Having a modern tool designed to meet these challenges is critical for supporting an effective recovery plan. Here’s this tool should do:
- Allow recovery to be practiced, give the business confidence in the ability to recover, and minimize the time to recover.
- Provide easy access to DB2 recovery resources to prevent mistakes from occurring.
- Offer intelligent decision-making capabilities. For example, it should allow a DBA to identify a set of tablespaces and/or indexes for recovery and tailor the recovery to the particular event. This “grouping” can be saved for later use (as in the case of a disaster recovery group) or discarded at the end of the recovery generation (like for a volume failure).

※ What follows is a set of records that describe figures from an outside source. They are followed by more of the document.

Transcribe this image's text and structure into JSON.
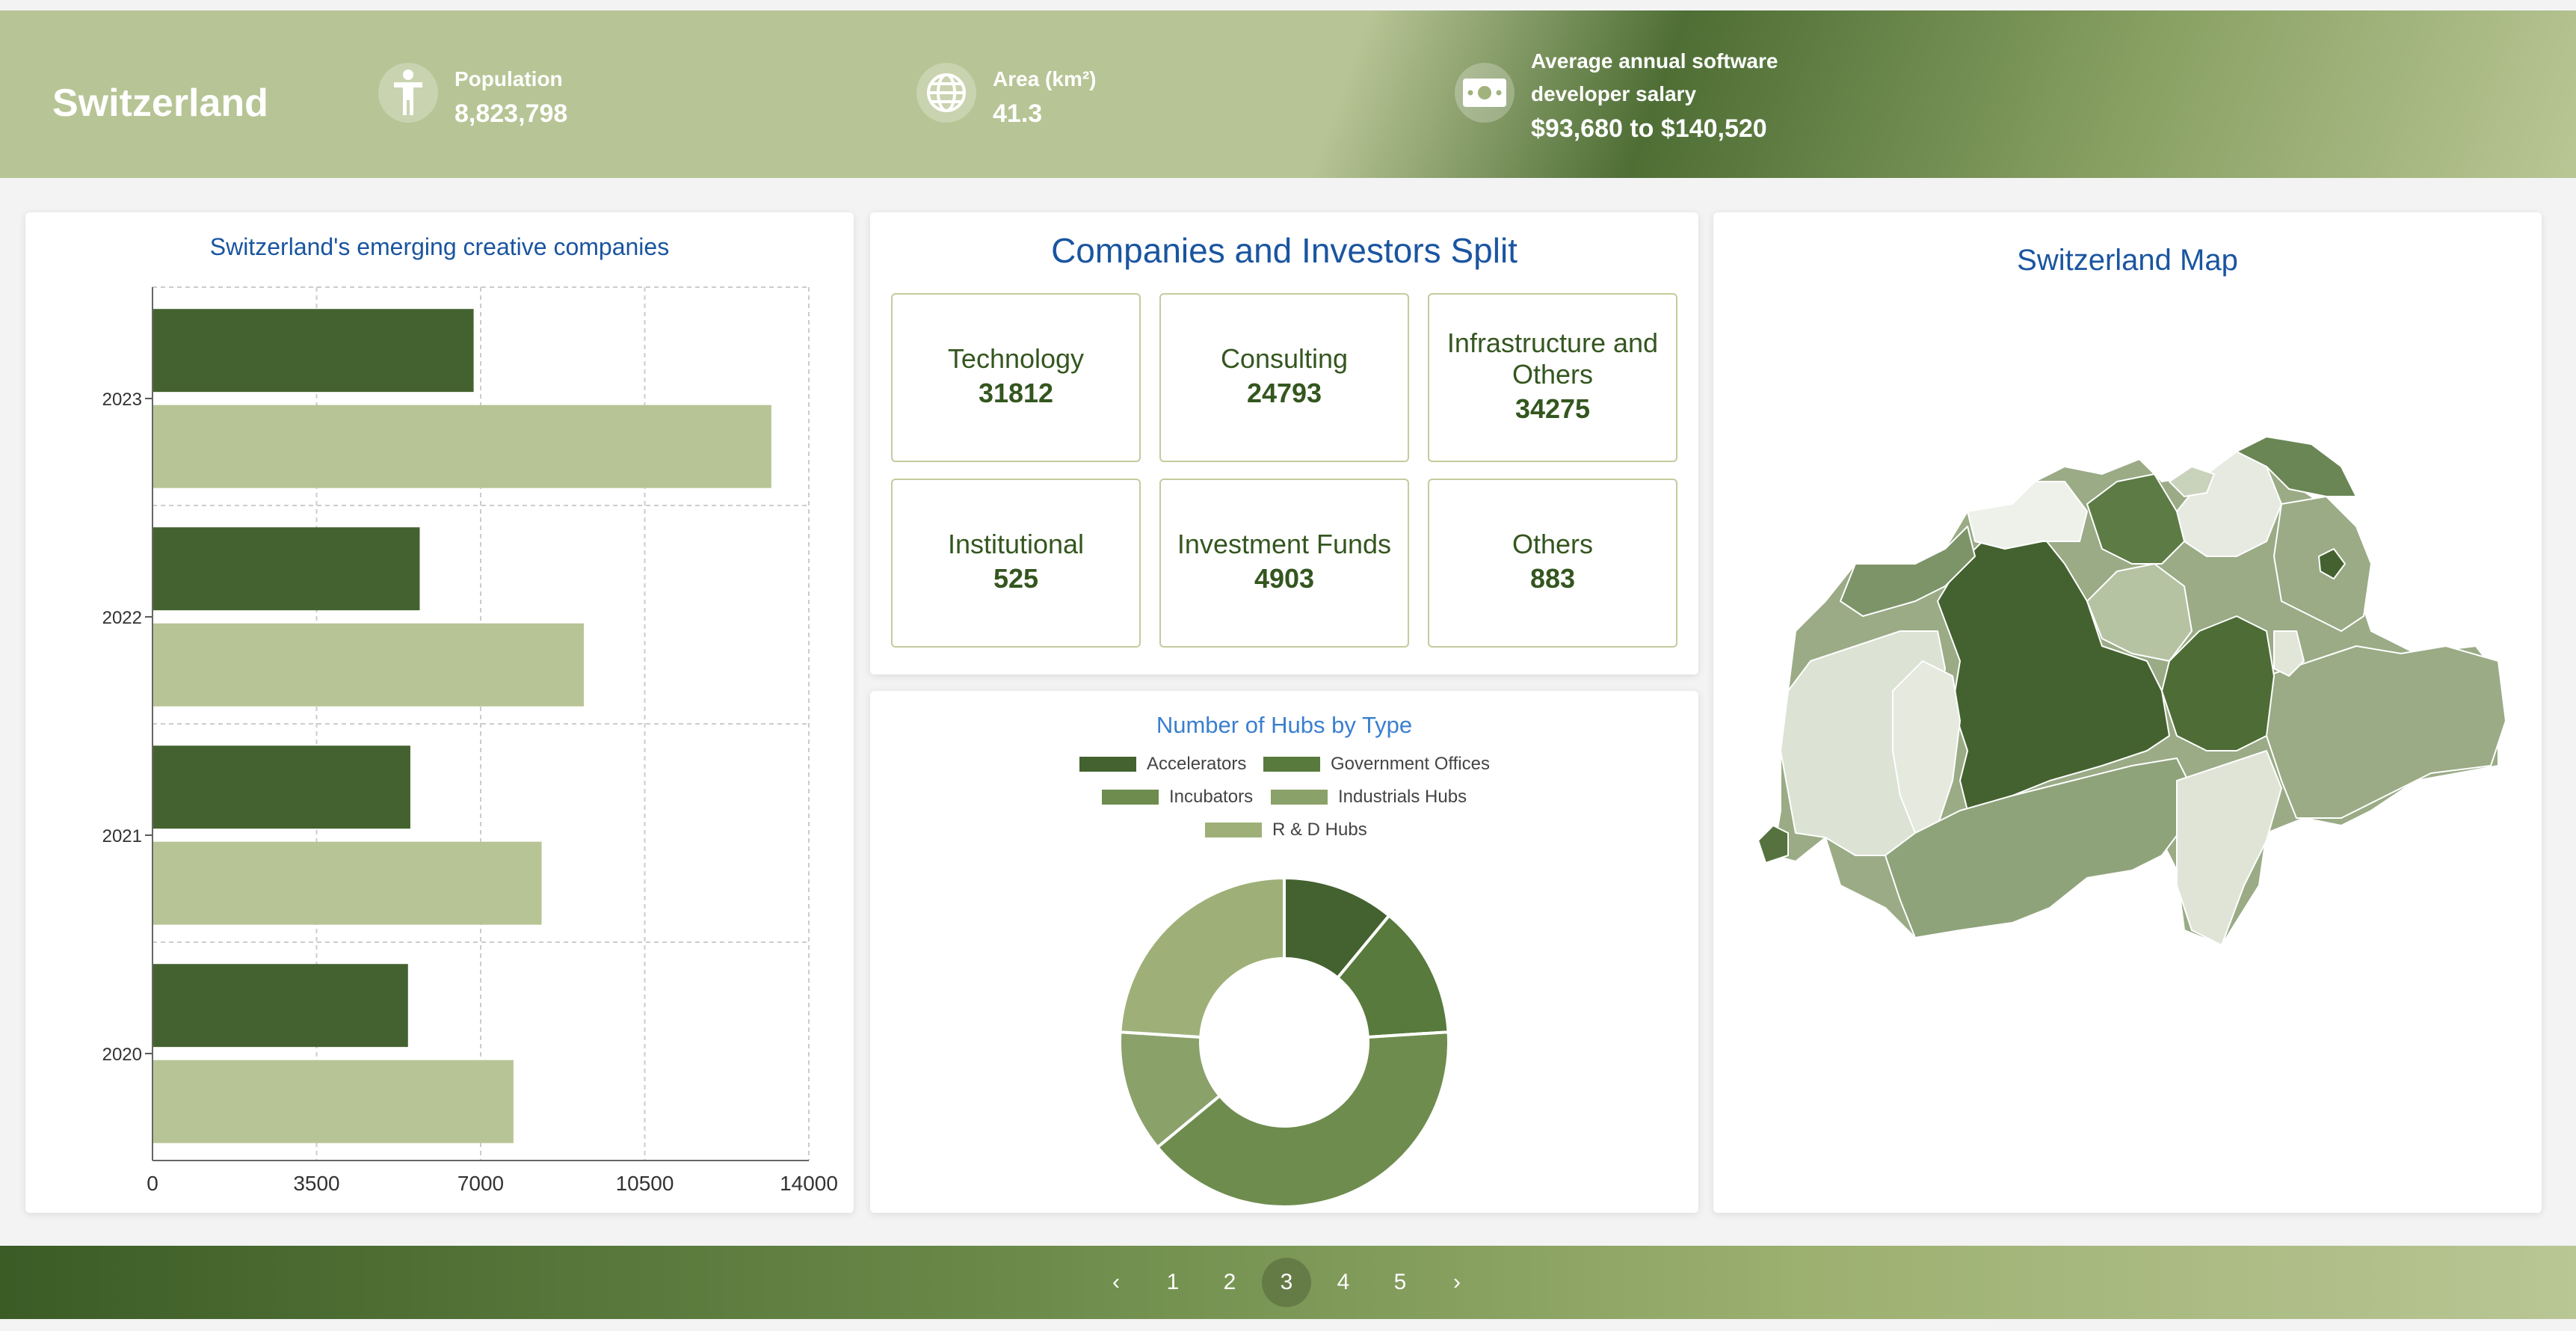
{
  "header": {
    "title": "Switzerland",
    "stats": [
      {
        "icon": "person-icon",
        "label": "Population",
        "value": "8,823,798"
      },
      {
        "icon": "globe-icon",
        "label": "Area (km²)",
        "value": "41.3"
      },
      {
        "icon": "money-icon",
        "label_line1": "Average annual software",
        "label_line2": "developer salary",
        "value": "$93,680 to $140,520"
      }
    ]
  },
  "bar_card": {
    "title": "Switzerland's emerging creative companies"
  },
  "split_card": {
    "title": "Companies and Investors Split",
    "tiles": [
      {
        "label": "Technology",
        "value": "31812"
      },
      {
        "label": "Consulting",
        "value": "24793"
      },
      {
        "label": "Infrastructure and Others",
        "value": "34275"
      },
      {
        "label": "Institutional",
        "value": "525"
      },
      {
        "label": "Investment Funds",
        "value": "4903"
      },
      {
        "label": "Others",
        "value": "883"
      }
    ]
  },
  "hubs_card": {
    "title": "Number of Hubs by Type",
    "legend": [
      "Accelerators",
      "Government Offices",
      "Incubators",
      "Industrials Hubs",
      "R & D Hubs"
    ]
  },
  "map_card": {
    "title": "Switzerland Map"
  },
  "pagination": {
    "prev": "‹",
    "pages": [
      "1",
      "2",
      "3",
      "4",
      "5"
    ],
    "active": "3",
    "next": "›"
  },
  "colors": {
    "dark_green": "#44622f",
    "light_green": "#b7c495",
    "accent_blue": "#1a55a0",
    "donut": [
      "#44622f",
      "#587a3c",
      "#6e8c4e",
      "#8aa16a",
      "#9eb078"
    ]
  },
  "chart_data": [
    {
      "type": "bar",
      "orientation": "horizontal",
      "title": "Switzerland's emerging creative companies",
      "categories": [
        "2023",
        "2022",
        "2021",
        "2020"
      ],
      "series": [
        {
          "name": "series-dark",
          "color": "#44622f",
          "values": [
            6850,
            5700,
            5500,
            5450
          ]
        },
        {
          "name": "series-light",
          "color": "#b7c495",
          "values": [
            13200,
            9200,
            8300,
            7700
          ]
        }
      ],
      "xlim": [
        0,
        14000
      ],
      "xticks": [
        "0",
        "3500",
        "7000",
        "10500",
        "14000"
      ],
      "grid": true
    },
    {
      "type": "pie",
      "subtype": "donut",
      "title": "Number of Hubs by Type",
      "labels": [
        "Accelerators",
        "Government Offices",
        "Incubators",
        "Industrials Hubs",
        "R & D Hubs"
      ],
      "values": [
        11,
        13,
        40,
        12,
        24
      ]
    }
  ]
}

A challenging recovery scenario involves transaction-level recovery. This can happen when an application goes awry and requires the ability to carefully undo bad transactions. The recovery tool must be smart enough to understand those transactions and powerful enough to back them out. And, this has to be done without impacting the data around the transactions or the applications that use the data.
There’s no substitute for effective recovery planning and preparation. Your recovery SLAs should drive the backup strategy and be sure to consider having recovery SLAs for non-production systems, too. In addition, I/O configuration should be central to recovery planning. You’ll need a log tool to generate UNDO SQL, which can be executed while the objects remain online, and to remove whatever bad thing happened instead of doing a point-in-time recovery.
Be sure to back up critical artifacts before starting a production recovery. Keep in mind that things can and often do get worse before they get better. So, having a path back to restart is prudent.
Recovery tools should be able to go beyond the standard recovery methods and have options for restoring copy to a point-in-time. You should be able to roll back changes or migrate data seamlessly to a new tablespace or subsystem.
Insurance matters. You can’t address the needs of the digital economy with recovery tools that were designed decades ago and may not be effective in today’s environment of massive data volumes, rapid transaction rates, and increased complexity.